Matthew Willcox, Founder/Executive Director of FCB's Institute of Decision Making, discussed this subject at the Advertising Research Foundation's (ARF) 2017 Annual Conference.
And he suggested that one habit which profoundly influences how consumers make choices involves a frequent inability to prioritise long-term payoffs over short-term gains.
"When we think about ourselves in the future, it's almost as if we're thinking about someone else," Willcox said. (For more details, read Warc's exclusive report: How behavioural economics explains marketing.)
One solution to this problem is making it easier to picture the future – as shown by a Bank of America Merrill Lynch effort letting investment retirement account clients see their faces age simply through taking a photo with a webcam.
As a result, customers were able to make stronger associations with what lay ahead. "It's the notion of making your future self less of a stranger," Willcox said.
One other powerful determinant of consumer decisions is an aversion to loss,a motivator that often outweighs the potential for receiving benefits.

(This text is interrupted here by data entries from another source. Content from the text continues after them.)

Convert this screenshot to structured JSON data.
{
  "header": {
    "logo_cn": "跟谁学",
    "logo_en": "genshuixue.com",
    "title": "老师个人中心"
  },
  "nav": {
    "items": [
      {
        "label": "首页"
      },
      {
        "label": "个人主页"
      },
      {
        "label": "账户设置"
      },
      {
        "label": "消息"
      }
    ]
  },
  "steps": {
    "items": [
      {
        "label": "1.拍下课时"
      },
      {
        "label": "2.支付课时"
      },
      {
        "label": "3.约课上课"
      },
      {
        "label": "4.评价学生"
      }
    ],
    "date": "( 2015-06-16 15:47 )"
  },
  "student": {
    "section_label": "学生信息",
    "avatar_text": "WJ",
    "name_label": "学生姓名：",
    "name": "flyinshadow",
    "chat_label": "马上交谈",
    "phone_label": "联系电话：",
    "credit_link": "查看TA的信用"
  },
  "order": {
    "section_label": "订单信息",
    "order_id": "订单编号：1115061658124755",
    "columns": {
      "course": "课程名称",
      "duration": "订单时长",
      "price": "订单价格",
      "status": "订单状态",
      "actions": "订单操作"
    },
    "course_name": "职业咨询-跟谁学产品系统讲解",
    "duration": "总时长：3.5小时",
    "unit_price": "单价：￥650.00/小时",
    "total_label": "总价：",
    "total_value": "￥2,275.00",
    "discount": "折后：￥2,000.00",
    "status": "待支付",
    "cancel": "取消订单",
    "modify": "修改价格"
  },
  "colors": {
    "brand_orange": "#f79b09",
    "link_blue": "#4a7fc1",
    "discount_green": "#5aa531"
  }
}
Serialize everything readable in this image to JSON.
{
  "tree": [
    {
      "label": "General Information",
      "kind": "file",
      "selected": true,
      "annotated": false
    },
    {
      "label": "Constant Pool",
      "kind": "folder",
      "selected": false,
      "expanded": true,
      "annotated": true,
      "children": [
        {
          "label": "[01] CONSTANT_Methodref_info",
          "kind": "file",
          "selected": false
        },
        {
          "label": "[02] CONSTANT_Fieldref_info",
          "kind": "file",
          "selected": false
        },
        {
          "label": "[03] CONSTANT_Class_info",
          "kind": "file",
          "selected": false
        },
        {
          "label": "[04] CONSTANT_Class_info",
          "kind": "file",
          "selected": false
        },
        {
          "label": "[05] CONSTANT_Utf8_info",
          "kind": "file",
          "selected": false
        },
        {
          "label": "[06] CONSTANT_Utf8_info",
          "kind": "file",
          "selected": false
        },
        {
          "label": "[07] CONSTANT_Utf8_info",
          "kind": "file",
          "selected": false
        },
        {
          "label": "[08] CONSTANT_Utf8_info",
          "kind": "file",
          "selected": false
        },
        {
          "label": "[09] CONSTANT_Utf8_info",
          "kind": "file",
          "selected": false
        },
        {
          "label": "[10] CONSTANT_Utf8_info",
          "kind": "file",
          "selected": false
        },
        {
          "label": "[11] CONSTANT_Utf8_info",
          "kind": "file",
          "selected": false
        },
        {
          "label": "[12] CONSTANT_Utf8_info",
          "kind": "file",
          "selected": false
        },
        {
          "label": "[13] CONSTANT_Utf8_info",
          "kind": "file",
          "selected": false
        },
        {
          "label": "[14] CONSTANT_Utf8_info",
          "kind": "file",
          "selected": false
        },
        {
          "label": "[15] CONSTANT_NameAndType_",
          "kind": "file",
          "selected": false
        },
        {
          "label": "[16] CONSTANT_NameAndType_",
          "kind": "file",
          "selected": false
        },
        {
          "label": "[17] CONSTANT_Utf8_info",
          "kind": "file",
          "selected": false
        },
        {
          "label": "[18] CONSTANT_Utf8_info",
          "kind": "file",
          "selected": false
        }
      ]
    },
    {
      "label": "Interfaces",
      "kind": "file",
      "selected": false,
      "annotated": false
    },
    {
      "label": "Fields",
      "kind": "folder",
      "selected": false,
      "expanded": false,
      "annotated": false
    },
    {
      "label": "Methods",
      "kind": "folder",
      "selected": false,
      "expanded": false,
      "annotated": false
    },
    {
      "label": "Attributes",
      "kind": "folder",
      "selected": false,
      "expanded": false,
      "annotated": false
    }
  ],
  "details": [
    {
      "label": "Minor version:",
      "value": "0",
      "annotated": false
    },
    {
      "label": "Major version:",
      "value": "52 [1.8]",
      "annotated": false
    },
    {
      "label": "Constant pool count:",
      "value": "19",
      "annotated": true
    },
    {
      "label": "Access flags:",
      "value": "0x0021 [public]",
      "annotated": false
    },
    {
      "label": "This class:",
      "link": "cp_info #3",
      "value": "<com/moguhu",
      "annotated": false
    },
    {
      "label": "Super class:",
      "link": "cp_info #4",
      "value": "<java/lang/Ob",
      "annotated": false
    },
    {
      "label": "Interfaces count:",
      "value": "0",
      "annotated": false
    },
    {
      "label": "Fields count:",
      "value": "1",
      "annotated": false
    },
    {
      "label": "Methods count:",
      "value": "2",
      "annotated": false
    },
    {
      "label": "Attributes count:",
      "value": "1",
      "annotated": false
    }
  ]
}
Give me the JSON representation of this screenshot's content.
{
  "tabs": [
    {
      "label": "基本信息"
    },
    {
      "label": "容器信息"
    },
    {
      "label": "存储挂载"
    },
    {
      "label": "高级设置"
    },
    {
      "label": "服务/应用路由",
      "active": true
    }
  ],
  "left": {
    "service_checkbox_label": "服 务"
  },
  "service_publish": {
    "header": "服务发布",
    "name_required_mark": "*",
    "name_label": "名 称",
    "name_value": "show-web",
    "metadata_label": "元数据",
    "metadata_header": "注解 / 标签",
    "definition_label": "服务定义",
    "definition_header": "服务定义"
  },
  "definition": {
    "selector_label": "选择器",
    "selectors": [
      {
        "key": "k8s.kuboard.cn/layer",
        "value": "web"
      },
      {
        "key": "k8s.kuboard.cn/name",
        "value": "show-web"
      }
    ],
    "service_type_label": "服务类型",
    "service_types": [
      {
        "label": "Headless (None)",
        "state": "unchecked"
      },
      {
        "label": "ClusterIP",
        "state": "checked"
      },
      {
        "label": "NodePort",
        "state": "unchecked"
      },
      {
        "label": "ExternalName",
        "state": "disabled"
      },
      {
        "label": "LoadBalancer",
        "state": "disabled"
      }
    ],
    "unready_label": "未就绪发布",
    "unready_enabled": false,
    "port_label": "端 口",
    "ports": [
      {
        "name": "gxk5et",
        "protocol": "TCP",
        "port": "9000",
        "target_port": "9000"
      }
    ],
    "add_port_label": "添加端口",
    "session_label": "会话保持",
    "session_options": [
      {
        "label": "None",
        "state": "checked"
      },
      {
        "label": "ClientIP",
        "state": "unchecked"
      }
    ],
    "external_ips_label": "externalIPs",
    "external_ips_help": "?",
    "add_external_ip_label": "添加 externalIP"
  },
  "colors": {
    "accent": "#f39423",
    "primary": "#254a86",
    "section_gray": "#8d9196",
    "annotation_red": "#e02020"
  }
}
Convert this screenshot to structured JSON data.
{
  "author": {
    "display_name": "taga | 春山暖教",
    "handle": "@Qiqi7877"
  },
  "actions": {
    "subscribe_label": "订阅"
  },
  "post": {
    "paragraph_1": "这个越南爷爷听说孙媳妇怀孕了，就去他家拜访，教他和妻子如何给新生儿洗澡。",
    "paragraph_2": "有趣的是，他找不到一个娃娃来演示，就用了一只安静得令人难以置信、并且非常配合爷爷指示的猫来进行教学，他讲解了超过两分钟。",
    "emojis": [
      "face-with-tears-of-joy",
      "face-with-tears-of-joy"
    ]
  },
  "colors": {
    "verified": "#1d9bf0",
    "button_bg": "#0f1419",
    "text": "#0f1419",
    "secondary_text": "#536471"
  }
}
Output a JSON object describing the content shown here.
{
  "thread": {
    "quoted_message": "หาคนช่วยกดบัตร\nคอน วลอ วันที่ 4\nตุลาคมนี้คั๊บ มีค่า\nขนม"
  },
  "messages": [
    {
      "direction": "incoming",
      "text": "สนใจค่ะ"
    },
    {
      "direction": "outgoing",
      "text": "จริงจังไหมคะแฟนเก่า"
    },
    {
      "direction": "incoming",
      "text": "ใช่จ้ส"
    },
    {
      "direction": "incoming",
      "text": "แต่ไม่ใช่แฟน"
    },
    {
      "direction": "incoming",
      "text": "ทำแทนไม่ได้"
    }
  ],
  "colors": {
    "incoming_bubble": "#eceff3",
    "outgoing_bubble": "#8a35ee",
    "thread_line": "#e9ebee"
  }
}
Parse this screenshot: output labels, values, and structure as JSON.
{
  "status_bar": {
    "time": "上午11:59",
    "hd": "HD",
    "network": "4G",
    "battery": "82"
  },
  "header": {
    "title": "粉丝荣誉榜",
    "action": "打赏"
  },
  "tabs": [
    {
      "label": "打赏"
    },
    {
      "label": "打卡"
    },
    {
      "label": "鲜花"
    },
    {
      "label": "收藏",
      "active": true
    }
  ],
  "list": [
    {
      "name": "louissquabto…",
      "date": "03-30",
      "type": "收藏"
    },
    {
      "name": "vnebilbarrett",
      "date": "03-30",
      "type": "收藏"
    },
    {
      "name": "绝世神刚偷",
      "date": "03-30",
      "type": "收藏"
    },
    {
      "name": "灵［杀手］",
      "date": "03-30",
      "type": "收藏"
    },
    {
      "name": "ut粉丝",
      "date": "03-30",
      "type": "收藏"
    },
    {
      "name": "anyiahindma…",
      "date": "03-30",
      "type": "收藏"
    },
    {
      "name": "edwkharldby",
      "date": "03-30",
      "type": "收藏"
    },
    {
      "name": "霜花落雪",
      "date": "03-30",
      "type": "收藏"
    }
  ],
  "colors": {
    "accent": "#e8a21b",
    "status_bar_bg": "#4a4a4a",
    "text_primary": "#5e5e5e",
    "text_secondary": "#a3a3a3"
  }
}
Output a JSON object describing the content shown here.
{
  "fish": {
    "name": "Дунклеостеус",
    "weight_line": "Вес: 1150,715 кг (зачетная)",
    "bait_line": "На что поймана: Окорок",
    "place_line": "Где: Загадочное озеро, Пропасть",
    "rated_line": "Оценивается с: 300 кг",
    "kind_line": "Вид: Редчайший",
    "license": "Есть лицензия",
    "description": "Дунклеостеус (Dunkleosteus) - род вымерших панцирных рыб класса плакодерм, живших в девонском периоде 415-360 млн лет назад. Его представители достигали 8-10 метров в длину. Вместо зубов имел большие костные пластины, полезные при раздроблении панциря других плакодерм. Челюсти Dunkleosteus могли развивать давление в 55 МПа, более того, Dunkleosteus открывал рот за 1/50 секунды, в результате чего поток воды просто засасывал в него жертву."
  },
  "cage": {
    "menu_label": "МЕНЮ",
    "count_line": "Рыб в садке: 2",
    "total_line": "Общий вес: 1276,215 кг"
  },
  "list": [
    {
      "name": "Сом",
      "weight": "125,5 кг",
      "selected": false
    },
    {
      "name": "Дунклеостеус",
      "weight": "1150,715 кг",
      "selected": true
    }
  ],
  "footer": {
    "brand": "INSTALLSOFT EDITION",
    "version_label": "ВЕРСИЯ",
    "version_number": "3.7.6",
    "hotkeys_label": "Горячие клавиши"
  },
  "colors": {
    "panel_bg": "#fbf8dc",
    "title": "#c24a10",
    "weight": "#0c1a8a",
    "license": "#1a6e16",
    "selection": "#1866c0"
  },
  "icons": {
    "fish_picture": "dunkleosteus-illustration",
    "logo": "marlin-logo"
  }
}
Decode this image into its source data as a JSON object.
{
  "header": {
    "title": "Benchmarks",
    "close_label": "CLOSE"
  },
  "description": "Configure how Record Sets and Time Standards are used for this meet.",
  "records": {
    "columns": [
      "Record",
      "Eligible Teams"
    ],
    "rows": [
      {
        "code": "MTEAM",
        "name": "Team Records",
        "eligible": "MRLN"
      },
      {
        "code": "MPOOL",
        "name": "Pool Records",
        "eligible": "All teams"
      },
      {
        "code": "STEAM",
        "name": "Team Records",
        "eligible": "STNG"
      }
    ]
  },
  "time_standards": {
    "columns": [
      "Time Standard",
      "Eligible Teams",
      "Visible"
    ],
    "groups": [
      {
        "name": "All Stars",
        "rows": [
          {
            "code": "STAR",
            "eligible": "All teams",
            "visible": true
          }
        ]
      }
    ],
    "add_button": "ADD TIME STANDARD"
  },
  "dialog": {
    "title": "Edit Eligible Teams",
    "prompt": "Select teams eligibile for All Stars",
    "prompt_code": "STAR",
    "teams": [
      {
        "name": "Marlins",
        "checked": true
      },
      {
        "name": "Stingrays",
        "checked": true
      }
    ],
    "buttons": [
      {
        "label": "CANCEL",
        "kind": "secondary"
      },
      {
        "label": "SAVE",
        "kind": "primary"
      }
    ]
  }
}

"As humans, we're hard-wired to be repelled by the feelings of loss ... The most important thing about this notion of loss-aversion is not actually just about framing things as losses in your marketing," he said.
Indeed, that understanding is essential in tackling problems like encouraging people to save more for pensions or wear sunscreen at the beach.
"When we're trying to change behaviour, we really need to understand the loss that may be implicit in them making that decision," Willcox said.
"We need to understand what they're giving up – even if they can't really talk that much about it – because that loss may be the most significant thing that holds people back from doing the thing that we need them to do."